Três em cada dez ações cíveis nos tribunais dos estados são consideradas advocacia predatória, segundo projeção feita pelo CIJMG (Centro de Inteligência do Tribunal de Justiça de Minas Gerais).

Essa prática, conhecida no meio jurídico como litigância predatória, consiste em uma das partes abusar do direito de entrar com ações, quase sempre com argumentos fraudulentos, para obter ganhos ilícitos e sobrecarregar o Judiciário.

No entendimento dos tribunais e do CNJ (Conselho Nacional de Justiça), essas ações são superficiais, procrastinatórias ou até fictícias.

Ações desse tipo custam R$ 12,7 bilhões por ano às cortes do país, segundo análise do TJ-MG divulgada em abril de 2022, baseada em relatório do Ipea (Instituto de Pesquisa Econômica Aplicada).

Os tribunais estão preocupados com essa conta, já que uma das características da advocacia predatória é o pedido de Justiça gratuita —quem entra com a ação diz que não pode pagar pelo processo.

Despesas desse tamanho indicam a existência de um mercado bilionário para o modelo, que segundo o CIJMG prioriza a área de direito do consumidor.

Os setores de varejo e bancário estão entre os mais afetados.

"Todas as empresas que cuidam de muitas vidas são alvo de advocacia predatória.
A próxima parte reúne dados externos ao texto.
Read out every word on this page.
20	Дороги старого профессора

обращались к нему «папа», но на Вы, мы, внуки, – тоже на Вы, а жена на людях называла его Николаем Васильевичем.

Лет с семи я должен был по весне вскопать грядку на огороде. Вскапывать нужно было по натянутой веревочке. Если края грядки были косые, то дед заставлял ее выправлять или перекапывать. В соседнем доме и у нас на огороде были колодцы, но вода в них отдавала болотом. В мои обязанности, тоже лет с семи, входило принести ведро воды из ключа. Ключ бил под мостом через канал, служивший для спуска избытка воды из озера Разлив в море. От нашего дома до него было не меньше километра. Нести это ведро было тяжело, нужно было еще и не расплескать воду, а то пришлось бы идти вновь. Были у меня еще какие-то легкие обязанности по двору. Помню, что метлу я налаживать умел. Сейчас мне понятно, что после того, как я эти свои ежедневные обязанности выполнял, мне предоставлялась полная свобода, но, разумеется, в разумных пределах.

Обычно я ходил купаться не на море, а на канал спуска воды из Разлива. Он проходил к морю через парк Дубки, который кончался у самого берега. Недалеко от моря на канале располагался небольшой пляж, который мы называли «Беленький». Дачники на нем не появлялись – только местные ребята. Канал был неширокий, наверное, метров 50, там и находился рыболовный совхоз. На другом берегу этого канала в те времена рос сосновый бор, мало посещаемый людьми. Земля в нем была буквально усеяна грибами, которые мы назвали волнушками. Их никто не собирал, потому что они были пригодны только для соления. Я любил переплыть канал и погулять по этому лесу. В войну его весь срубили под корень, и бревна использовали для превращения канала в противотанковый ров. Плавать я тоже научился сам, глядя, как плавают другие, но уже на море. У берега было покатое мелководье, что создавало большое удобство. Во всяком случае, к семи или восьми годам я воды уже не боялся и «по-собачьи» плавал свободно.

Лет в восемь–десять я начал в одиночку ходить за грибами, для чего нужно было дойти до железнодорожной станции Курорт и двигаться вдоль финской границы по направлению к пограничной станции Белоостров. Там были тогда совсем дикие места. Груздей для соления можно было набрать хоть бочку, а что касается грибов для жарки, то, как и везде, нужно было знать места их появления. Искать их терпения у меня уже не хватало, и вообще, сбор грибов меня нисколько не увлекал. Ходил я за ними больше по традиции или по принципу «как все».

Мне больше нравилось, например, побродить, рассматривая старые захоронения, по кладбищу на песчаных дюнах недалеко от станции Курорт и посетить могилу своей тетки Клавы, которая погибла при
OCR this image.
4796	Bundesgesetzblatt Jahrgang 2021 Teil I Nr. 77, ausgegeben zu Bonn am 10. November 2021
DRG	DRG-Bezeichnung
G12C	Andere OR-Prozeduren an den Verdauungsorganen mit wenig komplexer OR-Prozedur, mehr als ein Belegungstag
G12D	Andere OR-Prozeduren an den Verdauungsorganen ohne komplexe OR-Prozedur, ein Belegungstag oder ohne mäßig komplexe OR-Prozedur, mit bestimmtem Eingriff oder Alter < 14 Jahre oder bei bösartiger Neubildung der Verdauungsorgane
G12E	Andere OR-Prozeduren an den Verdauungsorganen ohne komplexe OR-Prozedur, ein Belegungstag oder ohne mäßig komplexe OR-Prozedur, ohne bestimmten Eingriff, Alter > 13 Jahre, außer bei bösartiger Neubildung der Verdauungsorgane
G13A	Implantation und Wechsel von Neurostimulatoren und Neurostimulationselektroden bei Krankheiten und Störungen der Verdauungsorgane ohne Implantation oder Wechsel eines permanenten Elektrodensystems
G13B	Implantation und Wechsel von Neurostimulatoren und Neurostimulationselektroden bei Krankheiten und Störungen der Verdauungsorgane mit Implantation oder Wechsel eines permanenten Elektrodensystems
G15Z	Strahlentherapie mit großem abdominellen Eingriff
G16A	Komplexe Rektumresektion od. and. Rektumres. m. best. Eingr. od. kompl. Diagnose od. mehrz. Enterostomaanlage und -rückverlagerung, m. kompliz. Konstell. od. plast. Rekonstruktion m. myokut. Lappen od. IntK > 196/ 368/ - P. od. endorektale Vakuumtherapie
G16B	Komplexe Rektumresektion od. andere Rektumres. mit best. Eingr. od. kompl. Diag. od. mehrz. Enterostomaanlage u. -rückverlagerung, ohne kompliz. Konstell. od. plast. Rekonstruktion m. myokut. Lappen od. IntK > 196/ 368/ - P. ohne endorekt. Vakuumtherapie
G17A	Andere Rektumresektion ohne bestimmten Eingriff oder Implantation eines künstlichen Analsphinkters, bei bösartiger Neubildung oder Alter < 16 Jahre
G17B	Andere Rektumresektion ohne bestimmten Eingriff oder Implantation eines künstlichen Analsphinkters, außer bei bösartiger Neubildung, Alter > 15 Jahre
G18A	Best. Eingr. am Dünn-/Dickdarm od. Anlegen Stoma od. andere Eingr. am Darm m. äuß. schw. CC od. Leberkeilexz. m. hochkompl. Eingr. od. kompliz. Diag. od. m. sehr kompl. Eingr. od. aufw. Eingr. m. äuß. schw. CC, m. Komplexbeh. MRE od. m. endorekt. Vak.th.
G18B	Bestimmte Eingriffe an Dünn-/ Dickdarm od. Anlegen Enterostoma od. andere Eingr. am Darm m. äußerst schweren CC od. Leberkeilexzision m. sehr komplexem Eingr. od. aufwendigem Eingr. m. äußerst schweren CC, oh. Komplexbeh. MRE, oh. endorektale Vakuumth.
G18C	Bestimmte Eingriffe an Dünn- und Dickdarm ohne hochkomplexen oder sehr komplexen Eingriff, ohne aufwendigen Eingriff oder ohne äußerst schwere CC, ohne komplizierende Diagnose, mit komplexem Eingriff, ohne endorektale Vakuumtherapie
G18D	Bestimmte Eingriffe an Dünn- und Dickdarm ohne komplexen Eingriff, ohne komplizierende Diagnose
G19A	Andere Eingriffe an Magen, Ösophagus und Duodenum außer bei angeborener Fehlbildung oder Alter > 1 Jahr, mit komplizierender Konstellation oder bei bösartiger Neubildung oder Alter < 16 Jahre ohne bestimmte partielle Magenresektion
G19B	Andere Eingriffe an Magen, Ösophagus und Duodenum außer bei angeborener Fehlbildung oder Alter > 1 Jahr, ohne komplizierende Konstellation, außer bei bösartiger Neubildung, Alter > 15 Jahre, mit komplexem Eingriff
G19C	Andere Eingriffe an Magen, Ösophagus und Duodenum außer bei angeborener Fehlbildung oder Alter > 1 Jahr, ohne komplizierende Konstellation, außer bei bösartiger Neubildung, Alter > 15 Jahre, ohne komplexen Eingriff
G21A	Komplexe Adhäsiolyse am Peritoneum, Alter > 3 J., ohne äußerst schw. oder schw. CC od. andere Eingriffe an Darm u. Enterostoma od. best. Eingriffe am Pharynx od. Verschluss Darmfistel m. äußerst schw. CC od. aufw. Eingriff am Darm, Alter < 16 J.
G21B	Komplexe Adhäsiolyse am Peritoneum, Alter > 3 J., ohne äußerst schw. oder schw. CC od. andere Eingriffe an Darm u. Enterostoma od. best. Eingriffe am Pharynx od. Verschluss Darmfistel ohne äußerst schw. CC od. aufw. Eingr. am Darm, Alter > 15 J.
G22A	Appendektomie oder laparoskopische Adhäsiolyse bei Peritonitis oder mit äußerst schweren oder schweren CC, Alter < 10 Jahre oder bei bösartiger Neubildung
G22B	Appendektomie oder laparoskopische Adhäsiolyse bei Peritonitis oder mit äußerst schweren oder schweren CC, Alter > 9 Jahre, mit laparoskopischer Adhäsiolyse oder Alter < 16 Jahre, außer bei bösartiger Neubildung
Bancos e varejo, principalmente, mas também telefônicas, seguradoras, companhias aéreas", afirma o advogado Daniel Gerber, especialista em advocacia corporativa de massa.

Não há dados oficiais, mas o executivo de uma grande varejista disse ao UOL que o setor deve gastar perto de R$ 5 bilhões por ano com ações do tipo, entre causas cíveis e trabalhistas.

Esses casos interessam a escritórios que apresentam centenas de ações idênticas, para garantir algum ganho com o volume de pedidos.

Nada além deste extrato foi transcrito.